Thinking is for intellectuals who spend their time trying to find meaning; we all just want an easy life, material-rich and consumptive. Tedium is a spark for escapism and so it is websites like BuzzFeed have grown to be the perfect digital drug to take us to Wonderland.
Writing in the Guardian, Jason Farago, the editor of The Bugle, observes how cat mania seems to have spilled out into the world of fine art, with, for example, the New York art gallery White Columns showcasing cat-inspired work, Minneapolis’ Walker Art Gallery hosting an internet cat festival and The Brooklyn Art Museum has a long-term show entitled Divine Felines.
The world has gone cat crazy, but perhaps it has always been that way – the information age allows for us to better document sentiments after all. One individual who had a fascination with felines was the late twentieth century French artist Balthus, a captivating, talented and decidedly eccentric human being.
This love of cats is explored in a new exhibition at the Metropolitan Museum of Modern Art, along with his preoccupation with what he considered to be the darker psyche of adolescence.
His obsession with felines began at an early age, when, at the age of ten, he befriended a stray cat. It would soon enough disappear, but he had already become attached to it. The young Balthus was devastated, heartbroken even, and he responded as only an artist can, through channelling his pathos into his work.
He may have been only 11, but the Mitsou ink drawings of 1919 are rather special, indicative not just of an emerging talent, but of a brilliant mind in the now of then. The German poet Rainer Maria Wilker, a family friend, thought them brilliant and arranged for them to be published.

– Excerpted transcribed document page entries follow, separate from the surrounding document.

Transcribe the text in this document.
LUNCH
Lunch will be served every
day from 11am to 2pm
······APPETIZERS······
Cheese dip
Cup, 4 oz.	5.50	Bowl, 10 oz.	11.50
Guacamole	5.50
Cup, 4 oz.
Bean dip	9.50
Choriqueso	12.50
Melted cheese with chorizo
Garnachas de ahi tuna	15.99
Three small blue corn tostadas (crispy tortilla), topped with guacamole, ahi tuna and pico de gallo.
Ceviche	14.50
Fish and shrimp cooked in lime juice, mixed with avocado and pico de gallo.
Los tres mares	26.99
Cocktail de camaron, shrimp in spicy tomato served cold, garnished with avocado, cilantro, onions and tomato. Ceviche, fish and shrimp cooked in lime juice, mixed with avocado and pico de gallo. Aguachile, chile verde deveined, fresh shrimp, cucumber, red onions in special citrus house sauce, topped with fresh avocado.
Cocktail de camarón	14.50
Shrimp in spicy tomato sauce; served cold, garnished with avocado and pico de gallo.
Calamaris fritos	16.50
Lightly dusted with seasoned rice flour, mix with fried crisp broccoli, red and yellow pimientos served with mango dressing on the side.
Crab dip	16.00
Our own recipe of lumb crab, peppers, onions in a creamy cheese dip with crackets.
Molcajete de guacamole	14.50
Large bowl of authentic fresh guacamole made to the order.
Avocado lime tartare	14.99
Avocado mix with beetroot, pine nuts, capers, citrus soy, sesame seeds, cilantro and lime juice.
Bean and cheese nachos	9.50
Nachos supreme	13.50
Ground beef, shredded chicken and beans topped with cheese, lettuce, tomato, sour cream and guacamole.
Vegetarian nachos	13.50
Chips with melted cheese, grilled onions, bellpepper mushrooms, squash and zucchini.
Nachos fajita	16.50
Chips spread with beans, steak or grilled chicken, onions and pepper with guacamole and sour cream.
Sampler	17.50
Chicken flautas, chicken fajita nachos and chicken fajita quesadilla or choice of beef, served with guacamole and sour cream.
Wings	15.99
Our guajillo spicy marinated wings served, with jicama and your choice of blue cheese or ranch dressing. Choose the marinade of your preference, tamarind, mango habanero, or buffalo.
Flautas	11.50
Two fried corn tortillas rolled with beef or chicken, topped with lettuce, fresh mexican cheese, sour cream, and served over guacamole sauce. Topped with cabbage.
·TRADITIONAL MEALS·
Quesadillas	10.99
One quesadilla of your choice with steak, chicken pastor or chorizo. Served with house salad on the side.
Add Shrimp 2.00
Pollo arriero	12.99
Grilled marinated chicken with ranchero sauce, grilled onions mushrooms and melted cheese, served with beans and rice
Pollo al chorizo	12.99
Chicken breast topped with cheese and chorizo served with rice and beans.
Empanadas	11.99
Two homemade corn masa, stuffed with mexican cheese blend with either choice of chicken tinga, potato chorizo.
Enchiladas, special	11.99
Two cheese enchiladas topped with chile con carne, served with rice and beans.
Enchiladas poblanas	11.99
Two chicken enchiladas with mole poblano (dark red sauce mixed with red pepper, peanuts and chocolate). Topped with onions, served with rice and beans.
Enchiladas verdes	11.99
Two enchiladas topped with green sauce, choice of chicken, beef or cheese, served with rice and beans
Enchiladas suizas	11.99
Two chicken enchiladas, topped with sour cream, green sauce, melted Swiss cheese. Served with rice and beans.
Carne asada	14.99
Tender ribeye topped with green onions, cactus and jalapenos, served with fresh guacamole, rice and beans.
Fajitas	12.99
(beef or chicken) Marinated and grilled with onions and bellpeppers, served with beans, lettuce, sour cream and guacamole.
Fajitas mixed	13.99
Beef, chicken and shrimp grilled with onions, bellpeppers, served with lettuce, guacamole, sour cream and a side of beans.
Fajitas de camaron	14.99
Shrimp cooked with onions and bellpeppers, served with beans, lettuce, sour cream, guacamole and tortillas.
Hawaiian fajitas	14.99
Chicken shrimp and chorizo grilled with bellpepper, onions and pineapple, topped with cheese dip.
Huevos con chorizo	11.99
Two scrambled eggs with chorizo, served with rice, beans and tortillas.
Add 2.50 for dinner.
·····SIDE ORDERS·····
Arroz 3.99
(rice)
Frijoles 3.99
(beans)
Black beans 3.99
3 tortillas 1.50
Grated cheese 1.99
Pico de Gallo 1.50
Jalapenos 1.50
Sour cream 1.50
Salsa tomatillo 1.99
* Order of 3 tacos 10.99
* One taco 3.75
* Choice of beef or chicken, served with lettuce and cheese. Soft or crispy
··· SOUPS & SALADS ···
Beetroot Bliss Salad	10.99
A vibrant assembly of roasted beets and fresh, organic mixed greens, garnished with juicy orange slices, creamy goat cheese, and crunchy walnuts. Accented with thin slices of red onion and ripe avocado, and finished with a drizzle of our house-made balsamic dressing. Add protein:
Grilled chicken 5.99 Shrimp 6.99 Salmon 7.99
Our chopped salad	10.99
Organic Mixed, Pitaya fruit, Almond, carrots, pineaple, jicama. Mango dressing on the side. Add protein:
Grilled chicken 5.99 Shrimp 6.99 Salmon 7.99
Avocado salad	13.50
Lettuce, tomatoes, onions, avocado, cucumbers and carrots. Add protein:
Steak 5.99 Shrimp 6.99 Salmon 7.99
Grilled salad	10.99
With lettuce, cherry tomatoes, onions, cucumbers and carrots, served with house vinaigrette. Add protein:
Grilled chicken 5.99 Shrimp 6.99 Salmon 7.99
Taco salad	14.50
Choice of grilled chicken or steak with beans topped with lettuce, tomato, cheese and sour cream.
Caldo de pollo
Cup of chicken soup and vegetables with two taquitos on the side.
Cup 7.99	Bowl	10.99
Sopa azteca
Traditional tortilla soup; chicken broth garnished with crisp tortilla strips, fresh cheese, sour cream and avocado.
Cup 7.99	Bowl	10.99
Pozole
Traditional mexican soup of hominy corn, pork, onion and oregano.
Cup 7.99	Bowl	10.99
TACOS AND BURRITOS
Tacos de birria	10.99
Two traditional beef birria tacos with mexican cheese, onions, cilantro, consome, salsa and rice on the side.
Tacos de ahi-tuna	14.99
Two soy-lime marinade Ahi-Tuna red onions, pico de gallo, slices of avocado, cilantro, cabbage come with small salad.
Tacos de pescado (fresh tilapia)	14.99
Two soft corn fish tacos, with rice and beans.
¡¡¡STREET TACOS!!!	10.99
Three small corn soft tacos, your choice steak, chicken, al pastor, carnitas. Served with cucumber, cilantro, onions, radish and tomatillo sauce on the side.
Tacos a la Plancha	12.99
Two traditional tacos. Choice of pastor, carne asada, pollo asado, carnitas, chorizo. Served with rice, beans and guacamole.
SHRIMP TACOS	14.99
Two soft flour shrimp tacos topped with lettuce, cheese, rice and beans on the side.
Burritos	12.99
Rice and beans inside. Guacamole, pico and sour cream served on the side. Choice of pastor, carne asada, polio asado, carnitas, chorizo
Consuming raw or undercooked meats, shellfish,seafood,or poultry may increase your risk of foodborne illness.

For Balthus then, a cat had changed his life.
And so they became an inevitable motif, for something lost perhaps, which, when tied in with his unsettling, troubling and eroticised portraits of young people, may suggest his unease with how his youth was snatched away from him earlier than he would have liked.
He is a difficult artist to like, something that the title of the show alludes to – provocations. Many of his paintings incite not so much hatred, but real, deep disquiet. He always played down the suggestive nature of the images and there is no known documentation of impropriety, but regardless, they do make us feel uncomfortable and rather out of our depth.
We need to feel this way at times. In Aldous Huxley’s seminal dystopian novel Brave New World, Mustapha Mond explains to John the Savage how the World State has sacrificed high art because this is the fortunate/unfortunate (delete depending on point of view) price you have to pay for being happy.
In some ways, there are echoes of this anesthetised way of life today, which brings us nicely back to cats. By all means, when a little bored with the monotony of existence, lose yourself to gifs of cats doing all sorts of crazy things, but give yourself a break from this and have some time to ponder beyond the purely superficial. Cats can make you think.
Balthus: Cats and Girls—Paintings and Provocations at the Metropolitan Museum of Modern Art runs until January 12th 2014.